Was fordert die AfD

Wir als Alternative für Deutschland sind die einzige Partei, die sich gegen diese Übergriffe an den Kindern wehrt.

  • Hände weg von unseren Kindern!
  • Das Geschlecht ist nicht konstruiert, das Geschlecht ist angeboren.
  • Keine Gender-Indoktrination unserer Kinder!
  • Keine Frühsexualisierung – Schule hat Bildung zu vermitteln!
  • Familie ist der Kern des sozialen Zusammenhalts!
  • Keine Öffnung der Ehe für alle Formen von Partnerschaften!

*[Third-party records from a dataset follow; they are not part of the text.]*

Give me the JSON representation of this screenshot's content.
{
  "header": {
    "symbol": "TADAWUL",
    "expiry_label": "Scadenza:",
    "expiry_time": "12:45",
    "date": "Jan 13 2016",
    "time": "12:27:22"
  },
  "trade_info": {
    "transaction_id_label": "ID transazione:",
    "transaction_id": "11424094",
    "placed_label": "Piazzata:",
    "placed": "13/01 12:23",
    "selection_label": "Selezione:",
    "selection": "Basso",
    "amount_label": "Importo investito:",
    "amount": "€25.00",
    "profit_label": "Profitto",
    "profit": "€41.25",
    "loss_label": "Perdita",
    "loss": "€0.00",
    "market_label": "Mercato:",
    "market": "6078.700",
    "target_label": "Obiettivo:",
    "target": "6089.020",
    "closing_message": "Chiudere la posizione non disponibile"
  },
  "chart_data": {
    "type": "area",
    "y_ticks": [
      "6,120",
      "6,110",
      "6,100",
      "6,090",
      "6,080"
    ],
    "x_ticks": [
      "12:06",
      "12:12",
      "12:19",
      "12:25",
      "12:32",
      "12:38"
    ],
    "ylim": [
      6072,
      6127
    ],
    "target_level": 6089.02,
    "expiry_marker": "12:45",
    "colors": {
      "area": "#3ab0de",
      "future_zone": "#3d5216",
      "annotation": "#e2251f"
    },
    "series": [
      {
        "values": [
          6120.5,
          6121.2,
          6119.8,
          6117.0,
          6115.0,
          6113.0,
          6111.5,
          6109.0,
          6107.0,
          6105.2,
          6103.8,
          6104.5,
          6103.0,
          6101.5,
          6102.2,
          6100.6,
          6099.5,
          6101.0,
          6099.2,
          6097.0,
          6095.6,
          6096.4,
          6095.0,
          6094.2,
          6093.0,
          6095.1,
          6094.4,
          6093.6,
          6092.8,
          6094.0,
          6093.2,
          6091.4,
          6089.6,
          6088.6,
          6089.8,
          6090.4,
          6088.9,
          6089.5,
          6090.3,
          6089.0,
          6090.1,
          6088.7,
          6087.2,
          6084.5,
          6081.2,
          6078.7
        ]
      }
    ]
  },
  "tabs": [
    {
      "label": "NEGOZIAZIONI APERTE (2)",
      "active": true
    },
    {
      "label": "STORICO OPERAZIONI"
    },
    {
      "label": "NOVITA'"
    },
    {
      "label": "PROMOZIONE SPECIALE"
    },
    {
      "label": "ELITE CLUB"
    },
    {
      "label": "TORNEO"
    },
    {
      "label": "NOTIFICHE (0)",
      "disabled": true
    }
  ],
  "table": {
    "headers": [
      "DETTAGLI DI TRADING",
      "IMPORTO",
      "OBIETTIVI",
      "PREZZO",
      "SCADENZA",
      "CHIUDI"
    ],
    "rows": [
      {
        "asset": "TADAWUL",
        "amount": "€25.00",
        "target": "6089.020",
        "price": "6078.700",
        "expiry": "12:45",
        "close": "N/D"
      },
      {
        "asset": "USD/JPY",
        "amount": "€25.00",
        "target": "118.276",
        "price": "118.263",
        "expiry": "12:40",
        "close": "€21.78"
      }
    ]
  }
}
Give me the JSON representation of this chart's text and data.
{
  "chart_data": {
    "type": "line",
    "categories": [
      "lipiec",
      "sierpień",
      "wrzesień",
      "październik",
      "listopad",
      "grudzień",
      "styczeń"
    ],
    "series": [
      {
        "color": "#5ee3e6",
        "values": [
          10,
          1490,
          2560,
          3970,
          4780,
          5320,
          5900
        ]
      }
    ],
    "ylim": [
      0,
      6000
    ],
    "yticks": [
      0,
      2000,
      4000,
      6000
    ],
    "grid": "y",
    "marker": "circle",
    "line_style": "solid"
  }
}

Lasst unsere Jungs Jungs und unsere Mädchen Mädchen sein!

 

Wir als AfD fordern:

 

Nein zu „Gender-Mainstreaming” und Frühsexualisierung

Die Gender-Ideologie und die damit verbundene Frühsexualisierung, staatliche Ausgaben für pseudowissenschaftliche Gender-Studies“, Quotenregelungen und eine Verunstaltung der deutschen Sprache sind zu stoppen. Gleichberechtigung muss wieder Chancengleichheit bedeuten. Viele der im Bereich des „Gender-Mainstreamings” vertretenen Ansichten widersprechen den Ergebnissen der Naturwissenschaft, der Entwicklungspsychologie und der Lebenserfahrung. Wir wenden uns daher gegen jede staatliche Förderung von „Gender-Studies“. Die Gender-Ideologie marginalisiert naturgegebene Unterschiede zwischen den Geschlechtern und wirkt damit traditionellen Wertvorstellungen und spezifischen Geschlechterrollen in den Familien entgegen. Das klassische Rollenverständnis von Mann und Frau soll durch staatlich geförderte Umerziehungsprogramme in Kindergärten und Schulen systematisch „korrigiert“ werden. Die AfD lehnt diese Geschlechterpädagogik als Eingriff in die natürliche Entwicklung unserer Kinder und in das vom Grundgesetz garantierte Elternrecht auf Erziehung ab. Ebenso fordert die AfD, keine Frühsexualisierung in Krippen, Kindergärten und an den Schulen zuzulassen und die Verunsicherung der Kinder in Bezug auf ihre sexuelle Identität einzustellen.

 

Politisch-ideologische Indoktrination darf es an der Schule nicht geben

Das Klassenzimmer darf kein Ort der politischen Indoktrination sein. An deutschen Schulen wird oft nicht die Bildung einer eigenen Meinung gefördert, sondern die unkritische Übernahme ideologischer Vorgaben. Ziel der schulischen Bildung muss jedoch der eigenverantwortlich denkende Bürger sein. Eine einseitige Hervorhebung der Homo- und Transsexualität im Unterricht lehnen wir ebenso entschieden ab wie die ideologische Beeinflussung durch das „Gender-Mainstreaming“. Das traditionelle Familienbild darf dadurch nicht zerstört werden. Unsere Kinder dürfen in der Schule nicht zum Spielball der sexuellen Neigungen einer lauten Minderheit werden.

 

Förderung der „Gender-Forschung” beenden

Die Gender-Forschung erfüllt nicht den Anspruch, der an seriöse Forschung gestellt werden muss. Ihre Methoden genügen nicht den Kriterien der Wissenschaft, da ihre Zielsetzung primär politisch motiviert ist. Bund und Länder dürfen daher keine Sondermittel für die Gender-Forschung mehr bereitstellen. Bestehende Genderprofessuren sollten nicht mehr nachbesetzt, laufende Gender-Forschungsprojekte nicht weiter verlängert werden.

 

Keine „geschlechterneutrale” Umgestaltung der deutschen Sprache

Die deutsche Sprache wird abstrus umgestaltet, damit sich die Geschlechteraufhebung auch im alltäglichen Sprachgebrauch wiederfindet. Die AfD lehnt die behördlich verordneten geschlechterneutralen Worterfindungen als Eingriff in die natürlich gewachsene Kultur und Tradition unserer Sprache ab.